Sensację na temat trzeciej ciąży księżnej Diany podsyca fakt, że w czasie wypadku nie miała zapiętych pasów. Gdyby nie to, prawdopodobnie by przeżyła.
Fani spekulują jednak, że nie zrobiła tego, gdyż nie chciała, aby pas uciskał jej brzuch. Teorię, według której księżna miała spodziewać się kolejnego dziecka, potwierdzał swojego czasu także ojciec jej ukochanego, Mohamed Al Fayed.
Mówił, że Diana poinformowała go o tym w rozmowie telefonicznej tuż przed tragicznym zdarzeniem.
Królowa ludzkich serc
W czasie trwania małżeństwa z księciem Karolem, jak i później, Diana chętnie angażowała się w akcje charytatywne.
Zawsze wyciągała rękę do potrzebujących, zwłaszcza do chorych na AIDS. Fotoreporterzy wspominają, że odwiedzając Harlem Hospital, księżna zatrzymała się, by przytulić chorego siedmiolatka i trzymała go w ramionach kilka minut.
Przypomnijmy, że Diana zdobyła się na czuły gest w czasach, kiedy sądzono, że wirus HIV przenosi się przez zwykły kontakt.

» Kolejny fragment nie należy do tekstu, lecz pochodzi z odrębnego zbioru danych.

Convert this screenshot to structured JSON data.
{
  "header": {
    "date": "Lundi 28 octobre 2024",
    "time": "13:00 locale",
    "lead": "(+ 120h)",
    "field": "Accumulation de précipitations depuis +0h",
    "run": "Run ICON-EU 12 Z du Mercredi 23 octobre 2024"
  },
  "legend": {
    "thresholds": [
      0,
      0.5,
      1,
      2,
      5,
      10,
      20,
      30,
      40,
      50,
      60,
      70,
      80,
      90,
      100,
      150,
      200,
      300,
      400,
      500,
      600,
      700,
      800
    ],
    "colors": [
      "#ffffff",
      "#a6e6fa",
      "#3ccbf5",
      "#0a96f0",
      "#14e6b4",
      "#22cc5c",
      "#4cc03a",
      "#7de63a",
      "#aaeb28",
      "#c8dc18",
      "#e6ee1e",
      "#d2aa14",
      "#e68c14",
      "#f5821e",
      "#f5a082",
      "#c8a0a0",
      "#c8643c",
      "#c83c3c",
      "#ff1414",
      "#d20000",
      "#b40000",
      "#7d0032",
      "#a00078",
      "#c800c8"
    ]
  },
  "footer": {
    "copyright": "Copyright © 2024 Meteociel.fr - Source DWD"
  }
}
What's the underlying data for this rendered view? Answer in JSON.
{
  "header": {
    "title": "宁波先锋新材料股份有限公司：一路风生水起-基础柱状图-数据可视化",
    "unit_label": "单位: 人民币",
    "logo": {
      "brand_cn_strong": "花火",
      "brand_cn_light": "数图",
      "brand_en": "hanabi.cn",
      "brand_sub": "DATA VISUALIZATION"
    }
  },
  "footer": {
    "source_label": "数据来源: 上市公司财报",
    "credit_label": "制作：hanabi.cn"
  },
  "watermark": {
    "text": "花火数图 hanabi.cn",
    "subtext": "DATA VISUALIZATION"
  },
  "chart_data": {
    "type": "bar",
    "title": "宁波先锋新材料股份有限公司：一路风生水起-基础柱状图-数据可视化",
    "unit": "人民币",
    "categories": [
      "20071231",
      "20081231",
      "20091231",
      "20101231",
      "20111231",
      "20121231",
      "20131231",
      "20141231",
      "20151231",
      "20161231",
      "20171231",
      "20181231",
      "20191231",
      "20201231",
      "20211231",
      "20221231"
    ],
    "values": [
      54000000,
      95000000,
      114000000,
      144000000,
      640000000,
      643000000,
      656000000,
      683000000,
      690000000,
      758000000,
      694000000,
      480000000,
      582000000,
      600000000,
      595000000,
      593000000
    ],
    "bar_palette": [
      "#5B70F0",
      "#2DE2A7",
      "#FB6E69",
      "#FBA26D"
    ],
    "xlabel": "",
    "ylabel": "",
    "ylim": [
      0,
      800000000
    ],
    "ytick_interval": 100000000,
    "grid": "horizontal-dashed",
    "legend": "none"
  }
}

Była jedną z pierwszych znanych publicznie osób, która dała przykład takiego zachowania.
Wspierała walkę o zakaz używania m.in. min przeciwpiechotnych, angażowała się w pomoc osobom dotkniętym trądem, a także dzieciom w Afryce.
Po latach w ślady mamy poszedł jej młodszy syn Harry.
Jej historia inspiruje ludzi na całym świecie
Księżna Diana przez długie lata była ulubienicą Brytyjczyków. Radosna, opiekuńcza i niezwykle ciepła. Po śmierci została okrzyknięta Królową Ludzkich Serc.
Mimo że w prywatnym życiu nie była szczęśliwa, czuła się niekochana przez męża, cierpiała na depresję i anoreksję, zawsze starała się pomagać biedniejszym i pokrzywdzonym przez los.